The U.S. Interior Department’s royalty policy committee, filled with industry representatives, voted Wednesday to recommend cutting rates for offshore oil and gas production by about a third, to 12.5 percent.
When Interior Secretary Ryan Zinke recommissioned the panel last year, he raised the possibility the group would encourage an increase in the royalties that companies pay the U.S government for oil, gas and other resources extracted from public land and waters.
It did the opposite.
The panel also urged the Interior Department to create a better, "more workable process" for paring royalties on the oil and gas flowing from aging fields and particularly costly projects.
The recommendations, approved after a day-long meeting in Houston, will be submitted to Zinke for further action.
The moves are seen as potentially helping make U.S. waters more competitive with other offshore hotspots around the world, including Mexico’s portion of the Gulf of Mexico. Oil companies hunting for new crude discoveries in U.S. Gulf waters have been pushed into deeper depths, where ultra-high pressures strain the capacity of equipment, make wells harder to drill and increase costs.
The group also urged the Interior Department to swiftly sell drilling rights in the Arctic National Wildlife Refuge’s so-called 1002 area "as soon as practicable," following Congress’ decision to mandate the auctions last year. Because harsh weather conditions in Alaska can compound any delays, it’s important to start as soon as possible, said John Crowther, a policy adviser with the Alaska Department of Natural Resources.
The 20-member committee urged the Interior Department to move more quickly to approve drilling permits and other energy projects on federal land, in part by waiving some environmental reviews. Instead of hiking royalties for onshore energy projects, the Interior Department should "focus its efforts on removing obstacles" to development, one of the group’s subcommittees said.
The proposed changes came under fire from environmentalists and good government groups.

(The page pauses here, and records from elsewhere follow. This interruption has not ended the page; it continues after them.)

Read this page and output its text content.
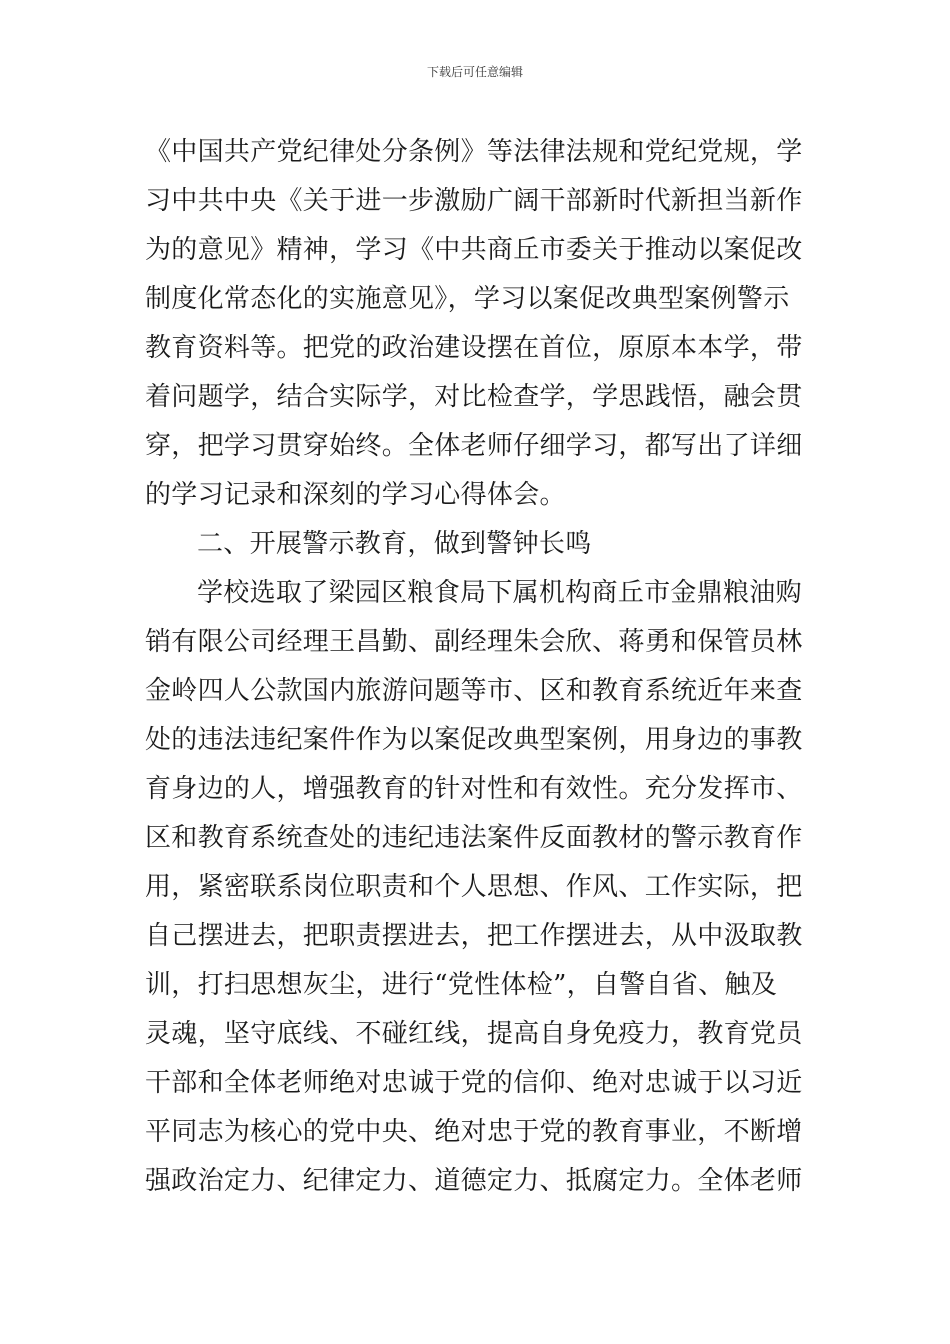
下载后可任意编辑
《中国共产党纪律处分条例》等法律法规和党纪党规，学
习中共中央《关于进一步激励广阔干部新时代新担当新作
为的意见》精神，学习《中共商丘市委关于推动以案促改
制度化常态化的实施意见》，学习以案促改典型案例警示
教育资料等。把党的政治建设摆在首位，原原本本学，带
着问题学，结合实际学，对比检查学，学思践悟，融会贯
穿，把学习贯穿始终。全体老师仔细学习，都写出了详细
的学习记录和深刻的学习心得体会。
二、开展警示教育，做到警钟长鸣
学校选取了梁园区粮食局下属机构商丘市金鼎粮油购
销有限公司经理王昌勤、副经理朱会欣、蒋勇和保管员林
金岭四人公款国内旅游问题等市、区和教育系统近年来查
处的违法违纪案件作为以案促改典型案例，用身边的事教
育身边的人，增强教育的针对性和有效性。充分发挥市、
区和教育系统查处的违纪违法案件反面教材的警示教育作
用，紧密联系岗位职责和个人思想、作风、工作实际，把
自己摆进去，把职责摆进去，把工作摆进去，从中汲取教
训，打扫思想灰尘，进行“党性体检”，自警自省、触及
灵魂，坚守底线、不碰红线，提高自身免疫力，教育党员
干部和全体老师绝对忠诚于党的信仰、绝对忠诚于以习近
平同志为核心的党中央、绝对忠于党的教育事业，不断增
强政治定力、纪律定力、道德定力、抵腐定力。全体老师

Pam Eaton, a senior adviser for energy and climate at The Wilderness Society, said the panel’s recommendations appeared to be "promoting fossil energy and maximizing private value at public expense."
Ryan Alexander, the president of Taxpayers for Common Sense, said the committee’s recommended changes appear to reflect the wishes of industry stakeholders -- not the broader public. A royalty rate decrease "is likely to dramatically reduce revenue for taxpayers for decades to come without any guarantee of increased industry interest" or production, she said in prepared remarks.
Six of the committee members hail from the energy industry, including representatives from ConocoPhillips Co., Anadarko Petroleum Corp. and coal miner Cloud Peak Energy Inc. Other members represent states, universities and tribes.
Most offshore oil and gas leases carry a royalty rate of 18.75 percent today -- a number established under former President George W. Bush. The Bureau of Ocean Energy Management imposed a 12.5 percent royalty on some shallow-water leases offered during an August auction of Gulf of Mexico tracts.
The panel, tasked with ensuring "the public receives the full value of the natural resources produced from federal lands," will continue evaluating possible changes to federal coal leasing and a possible recommendation that Interior aim to develop 20 gigawatts worth of offshore wind power projects.